Partant de là, on comprend aisément cette demande de renouvellement de son mandat. Dans sa lettre de candidature, il fait savoir qu’en tant que partisan du multilatéralisme, son engagement de septembre 2005 à œuvrer pour l’ouverture des échanges, et la prise en compte des intérêts des pays en développement reste intact, sinon même encore plus fort aujourd’hui. Il a la conviction que la conclusion de Doha aiderait à atteindre ses objectifs.
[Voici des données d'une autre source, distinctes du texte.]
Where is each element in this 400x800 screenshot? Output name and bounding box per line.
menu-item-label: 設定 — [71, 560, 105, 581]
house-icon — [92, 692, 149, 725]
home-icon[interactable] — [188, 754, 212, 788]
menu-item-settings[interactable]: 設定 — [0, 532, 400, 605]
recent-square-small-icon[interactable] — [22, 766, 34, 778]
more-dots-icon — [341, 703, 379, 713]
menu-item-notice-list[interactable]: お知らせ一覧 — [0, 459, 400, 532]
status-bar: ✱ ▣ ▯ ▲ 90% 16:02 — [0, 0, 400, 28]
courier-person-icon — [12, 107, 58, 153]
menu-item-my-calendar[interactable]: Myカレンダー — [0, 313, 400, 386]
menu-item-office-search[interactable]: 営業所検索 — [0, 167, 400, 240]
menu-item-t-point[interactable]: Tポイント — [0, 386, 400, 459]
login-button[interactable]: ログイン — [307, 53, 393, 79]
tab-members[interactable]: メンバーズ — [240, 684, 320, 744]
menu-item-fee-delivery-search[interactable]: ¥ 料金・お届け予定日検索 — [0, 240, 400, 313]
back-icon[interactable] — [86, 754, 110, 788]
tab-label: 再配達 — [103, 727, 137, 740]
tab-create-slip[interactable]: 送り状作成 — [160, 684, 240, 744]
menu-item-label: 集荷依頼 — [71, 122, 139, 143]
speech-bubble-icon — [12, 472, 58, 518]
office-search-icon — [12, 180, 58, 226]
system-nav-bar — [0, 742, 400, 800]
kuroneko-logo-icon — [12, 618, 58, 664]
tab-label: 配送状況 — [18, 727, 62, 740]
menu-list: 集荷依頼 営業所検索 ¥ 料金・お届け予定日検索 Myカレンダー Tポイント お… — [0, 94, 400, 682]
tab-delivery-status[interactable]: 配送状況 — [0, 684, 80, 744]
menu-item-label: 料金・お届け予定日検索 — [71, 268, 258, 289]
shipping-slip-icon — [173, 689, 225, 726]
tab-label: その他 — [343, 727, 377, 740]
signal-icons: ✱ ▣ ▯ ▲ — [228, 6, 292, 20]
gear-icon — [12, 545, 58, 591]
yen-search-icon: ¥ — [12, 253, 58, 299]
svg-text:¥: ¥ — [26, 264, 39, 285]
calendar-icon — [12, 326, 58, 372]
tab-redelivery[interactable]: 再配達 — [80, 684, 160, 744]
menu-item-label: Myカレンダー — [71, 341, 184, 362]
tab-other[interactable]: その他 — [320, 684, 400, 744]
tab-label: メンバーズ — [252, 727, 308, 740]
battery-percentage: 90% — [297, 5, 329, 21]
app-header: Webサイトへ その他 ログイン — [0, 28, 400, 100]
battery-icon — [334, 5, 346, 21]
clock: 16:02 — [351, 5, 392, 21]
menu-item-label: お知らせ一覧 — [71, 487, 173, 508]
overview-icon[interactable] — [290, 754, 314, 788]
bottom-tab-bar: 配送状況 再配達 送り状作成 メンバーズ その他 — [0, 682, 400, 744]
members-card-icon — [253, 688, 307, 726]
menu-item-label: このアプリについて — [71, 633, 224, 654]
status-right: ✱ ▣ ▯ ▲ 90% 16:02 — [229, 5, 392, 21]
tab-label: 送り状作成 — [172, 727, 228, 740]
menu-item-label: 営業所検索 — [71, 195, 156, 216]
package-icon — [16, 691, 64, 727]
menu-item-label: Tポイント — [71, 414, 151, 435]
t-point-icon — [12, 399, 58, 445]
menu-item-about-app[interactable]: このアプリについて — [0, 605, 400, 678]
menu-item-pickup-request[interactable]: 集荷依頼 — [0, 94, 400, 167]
Pascal Lamy tire un bilan positif de son mandat. Il soutient que sous son magistère, les négociations commerciales se sont rapprochées de la ligne d’arrivée, le programme d’aide au commerce a pris une place primordiale en tant que complément des échanges commerciaux, cinq nouveaux membres ont adhéré à l’organisation, la participation des membres les plus pauvres de l’organisation a accru, l’image de l’OMC auprès du public est améliorée, l’intégrité et la légitimité de l’ORD a été préservée, de nouveaux ponts avec les autres organisations notamment avec les institutions des Nations Unies ont été mis en place, les travaux de rénovation et de l’expansion des locaux de l’OMC ont été entamés. Pour tout, M. Lamy pense qu’il mérite de rester à la tête de l’organisation pour finaliser les chantiers déjà entamés et se lancer dans d’autres défis.
Ce plaidoyer pour sa candidature a convaincu bien des observateurs mais d’autres pensent que, Lamy, ce socialiste adepte du multilatéralisme ne fait qu’orienter le commerce mondial vers un multilatéralisme fou.